La morale et la métaphysique ockhamistes

La morale d'Ockham est plus surprenante que sa psychologie. Pour lui, le libre arbitre n'est pas seulement une exigence de foi ; à la différence de l'immatérialité de l'âme, il y voit une évidence empirique et il admet, très classiquement, que le vouloir se fortifie par l'habitude, s'affaiblit par l'inaction. Mais le terme qui se propose à l'action, le volibile, ne peut être que « connotatif ». Loin de renvoyer à un « bien en soi », il se réfère aux libres décisions divines. Duns Scot soulignait déjà le caractère contingent de la deuxième table du Décalogue (les commandements qui concernent les rapports entre les hommes) ; il admettait que les règles de la propriété et du mariage pussent varier ; Ockham étend cette contingence à la première table (concernant la relation de l'homme à Dieu). Il soutient qu'en puissance absolue Dieu pourrait, sans contradiction, prescrire non seulement le vol et l'adultère, mais même la haine du Créateur et l'adoration d'un âne (Sent., II, xix). Ces arguments dialectiques n'entraînent en fait aucune contestation pratique des valeurs ; comme la théorie cartésienne de la création des vérités éternelles, mais sur le plan éthique et non mathématique, ils entendent souligner la liberté des décisions divines. Ici encore, une fois rappelé ce principe, souvent par des formules paradoxales, le venerabilis inceptor retrouve en fait la loi de nature et il insiste sur la rectitude d'un vouloir qui doit toujours viser (sauf cas exceptionnel d'intervention surnaturelle) ce que la révélation et l'expérience permettent à la conscience de discerner comme bon.

Ainsi, le droit humain se réfère à un équivalent pratique du droit naturel, mais, comme Duns Scot, Ockham laisse une place importante aux domaines de la convention et du contrat. Pour des motifs qui tiennent en partie aux querelles qu'on a dites (mais qui ont pu aussi déterminer son attitude dans l'affaire), Ockham oppose au prétendu droit divin, qui crédite indûment le pape de ce qui n'appartient qu'à Dieu, le pouvoir qu'ont les individus de juger de façon autonome là où l'Écriture sainte n'impose aucune prescription précise. Ils peuvent donc conclure des pactes d'association, mais aussi de soumission (car leur souveraineté n'est pas inaliénable, comme elle le sera chez Rousseau).

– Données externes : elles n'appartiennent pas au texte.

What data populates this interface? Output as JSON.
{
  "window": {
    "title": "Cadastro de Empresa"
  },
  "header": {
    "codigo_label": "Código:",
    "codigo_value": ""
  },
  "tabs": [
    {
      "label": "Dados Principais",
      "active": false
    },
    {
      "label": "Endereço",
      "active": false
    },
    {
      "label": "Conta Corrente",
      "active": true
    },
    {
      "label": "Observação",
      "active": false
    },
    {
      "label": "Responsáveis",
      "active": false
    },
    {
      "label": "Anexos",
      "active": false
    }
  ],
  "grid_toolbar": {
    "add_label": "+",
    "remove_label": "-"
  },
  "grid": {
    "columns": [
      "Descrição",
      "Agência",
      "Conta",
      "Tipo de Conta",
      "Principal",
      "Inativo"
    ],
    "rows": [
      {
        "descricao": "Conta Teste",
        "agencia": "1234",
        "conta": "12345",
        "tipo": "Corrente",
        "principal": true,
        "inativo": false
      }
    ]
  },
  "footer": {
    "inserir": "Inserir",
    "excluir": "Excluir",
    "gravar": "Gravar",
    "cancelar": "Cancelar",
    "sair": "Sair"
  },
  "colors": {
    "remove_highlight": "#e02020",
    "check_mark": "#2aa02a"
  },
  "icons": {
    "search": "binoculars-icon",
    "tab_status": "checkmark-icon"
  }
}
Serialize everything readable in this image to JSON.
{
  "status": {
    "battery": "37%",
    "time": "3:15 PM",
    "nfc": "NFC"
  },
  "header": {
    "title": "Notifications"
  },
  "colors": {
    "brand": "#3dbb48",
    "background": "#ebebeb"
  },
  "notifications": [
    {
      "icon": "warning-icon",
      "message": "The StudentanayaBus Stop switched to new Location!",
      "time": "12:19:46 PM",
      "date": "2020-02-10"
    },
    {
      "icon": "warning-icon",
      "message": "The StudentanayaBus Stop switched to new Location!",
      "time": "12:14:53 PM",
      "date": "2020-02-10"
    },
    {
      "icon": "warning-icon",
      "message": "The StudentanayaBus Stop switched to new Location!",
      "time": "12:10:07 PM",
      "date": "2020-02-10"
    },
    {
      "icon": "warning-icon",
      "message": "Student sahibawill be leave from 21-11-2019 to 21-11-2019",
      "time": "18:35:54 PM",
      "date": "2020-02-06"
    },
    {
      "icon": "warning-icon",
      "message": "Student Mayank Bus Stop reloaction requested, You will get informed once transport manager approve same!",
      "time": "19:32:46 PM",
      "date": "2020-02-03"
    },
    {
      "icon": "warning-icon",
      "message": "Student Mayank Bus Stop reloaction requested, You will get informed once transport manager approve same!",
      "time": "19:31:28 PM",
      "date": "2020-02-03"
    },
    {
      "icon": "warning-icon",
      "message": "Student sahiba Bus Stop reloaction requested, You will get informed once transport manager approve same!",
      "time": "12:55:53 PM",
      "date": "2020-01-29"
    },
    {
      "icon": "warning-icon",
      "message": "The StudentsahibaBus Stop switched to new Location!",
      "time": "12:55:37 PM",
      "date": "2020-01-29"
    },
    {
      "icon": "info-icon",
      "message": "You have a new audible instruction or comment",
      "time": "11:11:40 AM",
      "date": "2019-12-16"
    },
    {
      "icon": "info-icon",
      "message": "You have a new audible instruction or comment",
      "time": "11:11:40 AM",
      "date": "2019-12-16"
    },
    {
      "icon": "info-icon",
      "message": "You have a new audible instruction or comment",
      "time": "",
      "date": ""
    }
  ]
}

L'auteur insiste pourtant, dans ses œuvres politiques, sur des « libertés naturelles » qui ne peuvent être suspendues ou limitées contre le gré de la personne (prologue du Breviloquium), et il défend résolument les coutumes et les franchises à travers lesquelles s'expriment, pour un homme de son temps, les droits fondamentaux de ces individus raisonnables et libres qui seuls existent « réellement » (ce qui exclut toute « réification » du groupe social comme tel et interdit en particulier à l'ordre franciscain de posséder des biens alors que ses membres font vœu d'en être démunis).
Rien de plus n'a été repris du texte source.